There has lately been some contention about Bowe Bergdahl, an American POW recently released in an exchange for Taliban detainees being held at Guantanamo Bay detention camp. I am still trying to sort out fact from fiction.
In June of 2012, an amazingly in-depth article by Michael Hastings about Bergdahl appeared in Rolling Stone which chronicled some of the problems in securing Bergdahl’s release. These problems included the facts that 1) Bergdahl was in a poorly lead platoon, 2) he was very critical of the way things were being handled by his superiors, 3) he had walked off base before but had always returned, 4) his potential release was causing political strife between the Obama Administration, Republican members of Congress who accused Bergdahl of being a deserter, and the Pentagon.
On May 31, 2014 the Obama Administration exchanged the Guantanamo Bay detainees for Bergdahl without properly informing Congress 30 days in advance as in accordance to law. This has ignited a wildfire of criticism from the political right wing, criticism that has spilled over onto Bergdahl himself and questions whether he was worth the efforts it took to bring him home. There have even been accusations that Bergdahl was trying to join the Taliban and growing animosity toward Bergdahl has forced his hometown to cancel his welcoming celebration.

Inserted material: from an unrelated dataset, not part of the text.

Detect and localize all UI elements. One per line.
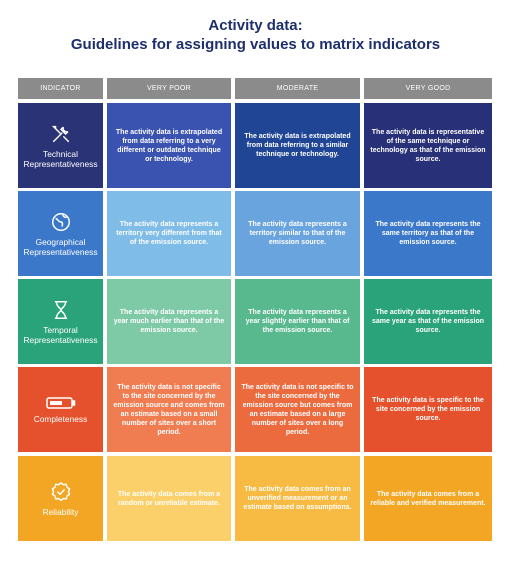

This animosity has grown in spite of very little evidence against Bergdahl, and many of the accusations against Bergdahl are mysteriously uncorroborated by official military records. If Bergdahl was trying to “join” the Taliban he did a spectacularly bad job of it, considering that his Taliban captors seriously abused him. Moreover, it has come to light that Josh Korder, a man who served with Bergdahl in Afghanistan claiming Bergdahl was a deserter and 6 soldiers died because of Bergdahl’s actions, had himself received an ““other than honorable” discharge form the military that calls his veracity about Bergdahl into question. In contrast, Bergdahl was promoted in absentia to staff sergeant in June of 2011, although “Gen. Martin Dempsey, chairman of the Joint Chiefs of Staff, told The Associated Press this week that Bergdahl’s promotion to staff sergeant is no longer automatic because the soldier is no longer missing in action and job performance is now taken into account”.

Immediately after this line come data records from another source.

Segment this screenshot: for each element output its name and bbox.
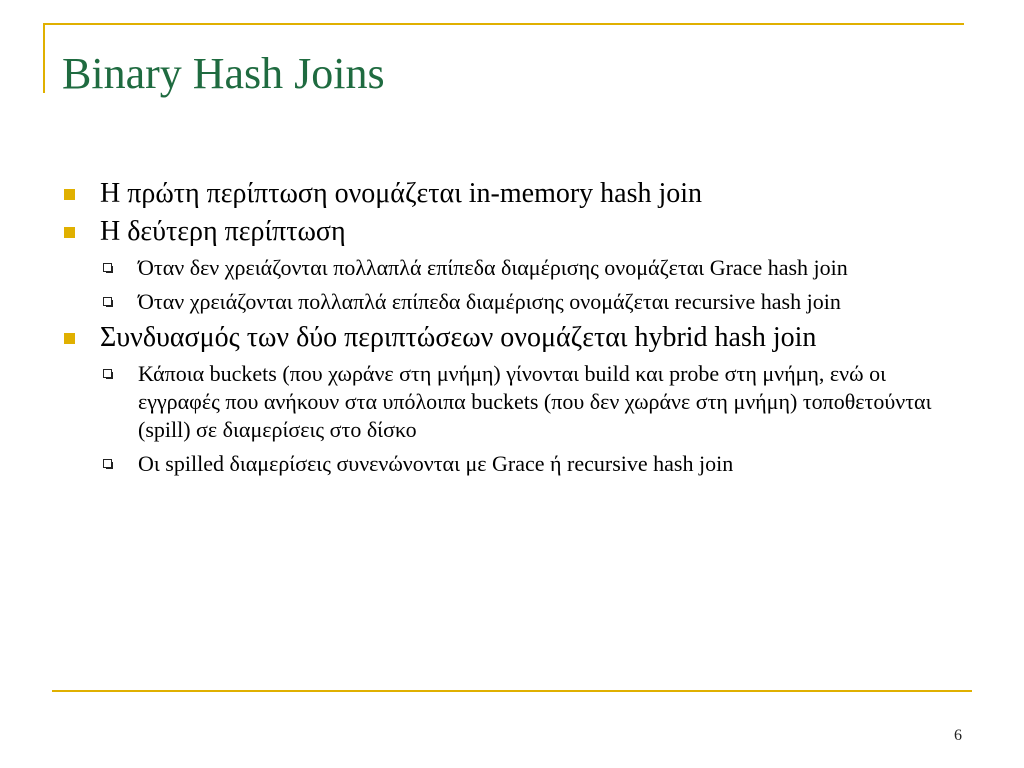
sub-bullet-text: Οι spilled διαμερίσεις συνενώνονται με Grace ή recursive hash join xyxy=(138,451,734,476)
hollow-square-bullet-icon xyxy=(103,297,112,306)
square-bullet-icon xyxy=(64,189,75,200)
sub-bullet-text: Όταν δεν χρειάζονται πολλαπλά επίπεδα διαμέρισης ονομάζεται Grace hash join xyxy=(138,255,848,280)
sub-bullet-text: Όταν χρειάζονται πολλαπλά επίπεδα διαμέρισης ονομάζεται recursive hash join xyxy=(138,289,841,314)
bullet-item-1 xyxy=(64,178,964,210)
square-bullet-icon xyxy=(64,333,75,344)
page-number: 6 xyxy=(954,727,962,744)
bullet-text: Συνδυασμός των δύο περιπτώσεων ονομάζεται hybrid hash join xyxy=(100,322,817,353)
frame-left-rule xyxy=(43,23,45,93)
square-bullet-icon xyxy=(64,227,75,238)
hollow-square-bullet-icon xyxy=(103,459,112,468)
frame-top-rule xyxy=(44,23,964,25)
sub-bullet-text: Κάποια buckets (που χωράνε στη μνήμη) γίνονται build και probe στη μνήμη, ενώ οι εγγραφές που ανήκουν στα υπόλοιπα buckets (που δεν χωράνε στη μνήμη) τοποθετούνται (spill) σε διαμερίσεις στο δίσκο xyxy=(138,361,932,442)
footer-rule xyxy=(52,690,972,692)
hollow-square-bullet-icon xyxy=(103,369,112,378)
sub-bullet-item-3-1 xyxy=(100,360,964,444)
bullet-list xyxy=(64,178,964,484)
bullet-item-3 xyxy=(64,322,964,354)
sub-bullet-item-3-2 xyxy=(100,450,964,478)
sub-bullet-item-2-1 xyxy=(100,254,964,282)
sub-bullet-item-2-2 xyxy=(100,288,964,316)
slide-title: Binary Hash Joins xyxy=(62,49,385,98)
bullet-item-2 xyxy=(64,216,964,248)
bullet-text: Η δεύτερη περίπτωση xyxy=(100,216,346,247)
bullet-text: Η πρώτη περίπτωση ονομάζεται in-memory hash join xyxy=(100,178,703,209)
hollow-square-bullet-icon xyxy=(103,263,112,272)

The political battle over Bergdahl is escalating. It is made more complex by the fact that, regardless of the back-stage quarrels over Bergdahl, “prior to Bergdahl’s release, Republican lawmakers were some of the sergeant’s biggest advocates, and repeatedly pressed the administration to do something — in fact, everything within its power — to get him returned to the United States.” They aren’t little fish splashing in a big pond either’; they are very influential and powerful Republican lawmakers. Some of the members of the GOP who were on record supporting the return of Bergdahl and are now scathing in their abhorrence of it include Sen. Kelly Ayotte (R-N.H.), Sen. John McCain (R-Ariz), Rep. Rich Nugent (R-Fla.), Sen. Pat Toomey (R-Pa.), Sen. James Inhofe (R-Okla.), and Senate Minority Leader Mitch McConnell (R-Ky.).
It will be quite a while before Bergdahl’s side of the story can be truly known. He has been traumatized. “According to [an] official, who spoke on condition of not being identified, Bergdahl tried to escape at one point but got caught, and his captors then confined him in small enclosure described as a cage or box. At an American military hospital in Germany where he was taken after his handover near the Afghanistan-Pakistan border, doctors said Friday he remained in stable condition and continued to improve, but wasn’t ready to travel back to the United States.” His doctors are adamant that “There is no predetermined time line for Sgt. Bergdahl’s recovery process … [and] The duration will continue to be based on the pace of his healing and reintegration process.”
I am waiting for LOTS more information before I start declaring Bergdahl a “hero” or a “deserter”. I suspect that the truth will lie somewhere in between.
What I can and will point out is that the Department of Defense military code of conduct and ethics assures military personnel that in the event they become a POW, “Just as you have a responsibility to your country under the Code of Conduct, the United States government has an equal responsibility — to keep faith with you and stand by you as you fight for your country. If you are unfortunate enough to become a prisoner of war, you may rest assured that your government will care for your dependents and will never forget you. Furthermore, the government will use every practical means to contact, support and gain release for you and for all other prisoners of war.”
Therefore, it doesn’t matter what Bergdahl did or why; we promised him we’d bring him home and as Commander and Chief of the US Military the POTUS had a responsibility to uphold that promise.